Riassunto
La Fuga nel Vento
Era una giornata di sole, e Marco stava facendo un'escursione in montagna con i suoi amici. Le cime maestose lo circondavano e l'aria fresca riempiva i suoi polmoni. Ma quello che sembrava un divertimento spensierato, si sarebbe presto trasformato in una lotta per la vita. Mentre scalavano un ripido sentiero, il terreno all'improvviso si staccò sotto i loro piedi, e il gruppo scivolò verso un precipizio.
Nel caos della caduta, Marco si sentì come se il tempo fosse rallentato. Mentre volava nell'aria, sentì il battito del suo cuore rimbombare nelle orecchie. In un attimo di lucidità, si aggrappò a un ramo che sporgeva da una roccia. I suoi amici, purtroppo, non furono all'altezza di questa fortuna e scomparvero nell'abisso. Marco si ritrovò solo, appeso a un filo di speranza.

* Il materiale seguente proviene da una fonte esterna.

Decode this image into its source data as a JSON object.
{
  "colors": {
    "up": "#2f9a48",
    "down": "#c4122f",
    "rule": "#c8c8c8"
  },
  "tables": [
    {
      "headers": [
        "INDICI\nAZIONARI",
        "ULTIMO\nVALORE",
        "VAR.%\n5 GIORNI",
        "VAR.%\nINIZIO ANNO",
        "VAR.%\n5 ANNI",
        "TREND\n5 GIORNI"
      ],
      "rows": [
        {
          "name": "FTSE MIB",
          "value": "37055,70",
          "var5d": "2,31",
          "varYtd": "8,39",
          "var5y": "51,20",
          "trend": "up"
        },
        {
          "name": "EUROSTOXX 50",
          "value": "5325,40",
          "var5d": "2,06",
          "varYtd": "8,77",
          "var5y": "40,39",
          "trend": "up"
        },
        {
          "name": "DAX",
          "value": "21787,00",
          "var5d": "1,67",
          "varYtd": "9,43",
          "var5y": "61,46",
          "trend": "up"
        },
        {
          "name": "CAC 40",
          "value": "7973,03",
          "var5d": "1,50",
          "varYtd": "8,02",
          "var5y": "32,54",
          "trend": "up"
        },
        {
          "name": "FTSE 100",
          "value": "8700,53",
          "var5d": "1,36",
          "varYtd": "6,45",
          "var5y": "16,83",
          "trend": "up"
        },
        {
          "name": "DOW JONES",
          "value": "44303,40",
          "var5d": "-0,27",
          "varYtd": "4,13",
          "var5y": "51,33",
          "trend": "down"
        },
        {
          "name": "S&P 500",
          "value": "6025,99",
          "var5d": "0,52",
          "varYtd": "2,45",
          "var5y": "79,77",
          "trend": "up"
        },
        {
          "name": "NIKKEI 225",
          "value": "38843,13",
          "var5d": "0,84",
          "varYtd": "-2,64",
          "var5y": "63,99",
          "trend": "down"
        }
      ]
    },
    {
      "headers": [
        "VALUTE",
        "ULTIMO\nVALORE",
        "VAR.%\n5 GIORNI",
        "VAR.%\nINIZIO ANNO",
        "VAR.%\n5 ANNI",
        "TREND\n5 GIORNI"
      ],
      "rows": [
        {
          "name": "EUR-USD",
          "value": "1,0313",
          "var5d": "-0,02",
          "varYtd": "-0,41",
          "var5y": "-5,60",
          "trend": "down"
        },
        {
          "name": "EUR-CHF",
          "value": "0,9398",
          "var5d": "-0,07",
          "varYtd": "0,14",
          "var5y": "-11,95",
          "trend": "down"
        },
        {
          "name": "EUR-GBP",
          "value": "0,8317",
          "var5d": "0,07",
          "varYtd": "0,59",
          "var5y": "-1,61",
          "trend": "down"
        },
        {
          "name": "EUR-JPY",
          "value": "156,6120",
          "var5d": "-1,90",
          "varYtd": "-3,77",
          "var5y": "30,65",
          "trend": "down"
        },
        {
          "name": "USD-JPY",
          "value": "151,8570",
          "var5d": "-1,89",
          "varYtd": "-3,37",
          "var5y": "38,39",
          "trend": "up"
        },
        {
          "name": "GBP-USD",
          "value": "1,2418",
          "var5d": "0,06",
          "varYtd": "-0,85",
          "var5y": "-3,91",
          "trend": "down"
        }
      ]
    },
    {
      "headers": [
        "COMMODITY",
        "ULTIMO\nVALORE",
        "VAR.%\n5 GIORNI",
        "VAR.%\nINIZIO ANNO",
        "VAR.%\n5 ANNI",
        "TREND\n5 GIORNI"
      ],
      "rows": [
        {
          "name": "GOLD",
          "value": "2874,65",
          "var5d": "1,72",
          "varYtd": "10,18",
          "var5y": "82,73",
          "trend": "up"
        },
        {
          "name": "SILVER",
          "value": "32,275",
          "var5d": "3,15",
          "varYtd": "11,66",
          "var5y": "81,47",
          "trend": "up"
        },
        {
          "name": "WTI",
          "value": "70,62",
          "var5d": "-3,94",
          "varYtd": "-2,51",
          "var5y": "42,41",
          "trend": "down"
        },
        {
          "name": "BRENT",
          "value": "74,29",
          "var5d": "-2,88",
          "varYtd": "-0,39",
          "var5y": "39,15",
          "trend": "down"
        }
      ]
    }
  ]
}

Con tutte le forze, iniziò a arrampicarsi lungo il ramo, lottando contro il terrore e il dolore. Ogni movimento era una battaglia tra il desiderio di vivere e la paura di cadere. Finalmente, dopo un'eterna lotta, raggiunse un luogo sicuro. Ansioso e tremante, si lasciò cadere sull'erba, guardando il cielo azzurro sopra di lui. Realizzando quanto fosse stata precaria la sua situazione, Marco capì di aver sfidato la morte e di aver ricevuto una seconda chance.
Da quel giorno, Marco portò nel cuore una nuova saggezza. Ogni momento doveva essere vissuto come se fosse l'ultimo. La vita era fragile, e ogni attimo meritava di essere celebrato. Raccontò la sua storia a tutti quelli che conosceva, non solo per il brivido dell'avventura, ma per ricordare a tutti che, anche quando si è sull'orlo dell'abisso, spesso si ha la possibilità di tornare indietro. E così, come dice il proverbio: "Dalla morte si rinasce".